There will never be a game like Game Seven of the 2016 World Series ever again.

When the clock struck 8pm eastern time, the entire baseball world–and maybe a bit of the world that hardly knew anything about baseball–tuned in for what has been one of the most exciting Fall Classics in history. Here, finally, were two teams that were more than deserving to reach the last and final stage of a campaign that started in April. Here were two teams structured to be successful for a long time, and here was perhaps the start of a premier rivalry.

There was no animosity, just the strength of wills and determination at constant battle ever since it was decided that it would be the Cleveland Indians vs. the Chicago Cubs. A 108-year curse vs. a 68-year curse. Two teams and two cities who have long suffered heartbreak, disappointment, and at some moments downright embarrassment. This wasn’t New York, or Boston, or St. Louis where fans have seen recent success from their teams.

For the majority, this was a once in a lifetime experience for both natives of Cleveland and Chicago. When the Indians had jumped out to an early series lead 3-1, there were thoughts that Cleveland would be able to boast of being champions of both basketball and baseball. But then Chicago’s determination saw the series evened, forcing a Game Seven for a winner-take-all scenario that every baseball fan who wasn’t inclined towards either team wanted.

And Game Seven, as we all know, can be anyone’s game.

Packed within this 10 inning odyssey were highs and lows that only those without a pulse couldn’t feel. Perhaps the best moment came when microphones picked up Anthony Rizzo in the dugout saying “I’m in a glass case of emotion” to the elder, more composed statesman David Ross (a previous champion with Boston).

So, when the Cubs jumped to the 6-3 lead that seemed so secure with Lester on the mound and then Chapman coming in to pitch, many thought–and undoubtedly Cleveland fans too–that this was it. But when Chapman surrendered three runs, capitalized on a Rajai Davis two run home-run down the left field line, those on Chicago’s side held their breath. Perhaps the curse still existed.

Chapman’s efforts were valiant, but the workload put on his godly left arm finally caught up with him. The same can be said for the Indian’s reliever Andrew Miller, who in 2 and 1/3rd innings gave up two runs. Perhaps, if Cleveland had won, the scrutiny would be on Cubs’ manager Joe Maddon. Did he pull potential Cy Young Winner Kyle Hendricks too soon? Should he not have pitched Chapman in the Game Six blowout victory? Why did he want Javier Baez to bunt with a runner on 3rd, one out, and a 3-2 count?

But all of those questions were rendered moot in the 10th. After a momentary rain delay, the Cubs came out firing on all cylinders, stringing together quality at-bat after quality at-bat. So now they were three outs away from breaking the long and overplayed curse with an 8-6 lead. But they did it, albeit after giving up one run to make things even more interesting, of course.

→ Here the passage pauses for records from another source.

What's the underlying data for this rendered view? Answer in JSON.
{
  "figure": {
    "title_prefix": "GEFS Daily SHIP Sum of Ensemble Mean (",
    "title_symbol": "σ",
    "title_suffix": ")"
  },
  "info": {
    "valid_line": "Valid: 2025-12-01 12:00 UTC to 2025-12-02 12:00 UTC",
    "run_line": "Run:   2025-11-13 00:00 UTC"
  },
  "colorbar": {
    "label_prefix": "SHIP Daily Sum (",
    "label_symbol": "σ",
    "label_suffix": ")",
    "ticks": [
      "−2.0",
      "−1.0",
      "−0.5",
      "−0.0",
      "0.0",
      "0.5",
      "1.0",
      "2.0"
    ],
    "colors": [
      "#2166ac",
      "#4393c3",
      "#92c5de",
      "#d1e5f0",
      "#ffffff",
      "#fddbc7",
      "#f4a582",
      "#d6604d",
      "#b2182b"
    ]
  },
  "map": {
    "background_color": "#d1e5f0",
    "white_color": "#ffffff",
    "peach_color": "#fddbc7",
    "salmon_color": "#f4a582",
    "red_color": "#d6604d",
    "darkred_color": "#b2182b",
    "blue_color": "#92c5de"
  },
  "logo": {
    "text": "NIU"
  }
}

How much did this mean to the young Cubs team, with the expectation of an entire city on their shoulders? Even if they never achieve this feat again it will go down as the greatest moment in their individual lives. As they celebrated with their teammates they wept open tears, clinging to one another as they finally achieved a goal that begun 108-years ago.

And while they will never admit it–and say they never listened to the talk of the Drought, or the Curse, or any other excuse for past Chicago teams that simply were not good enough–skeletons were removed from the closet and laid to rest.

Sympathies go out to the Cleveland Indians, of course. They played a brand of baseball that was more than deserving to win it all. Indeed, even if the Cubs had lost it, could any unbiased baseball fan be upset at seeing the Indians hoist the Commissioners’ Trophy? Perhaps they’ll be able to exact their revenge next year if the two teams are fortunate enough to meet again, some day.

But as for now, as for this moment, the honor belongs to the 2016 Chicago Cubs. For the first time in 108-years, we all can say the Chicago Cubs are the World Series Champions.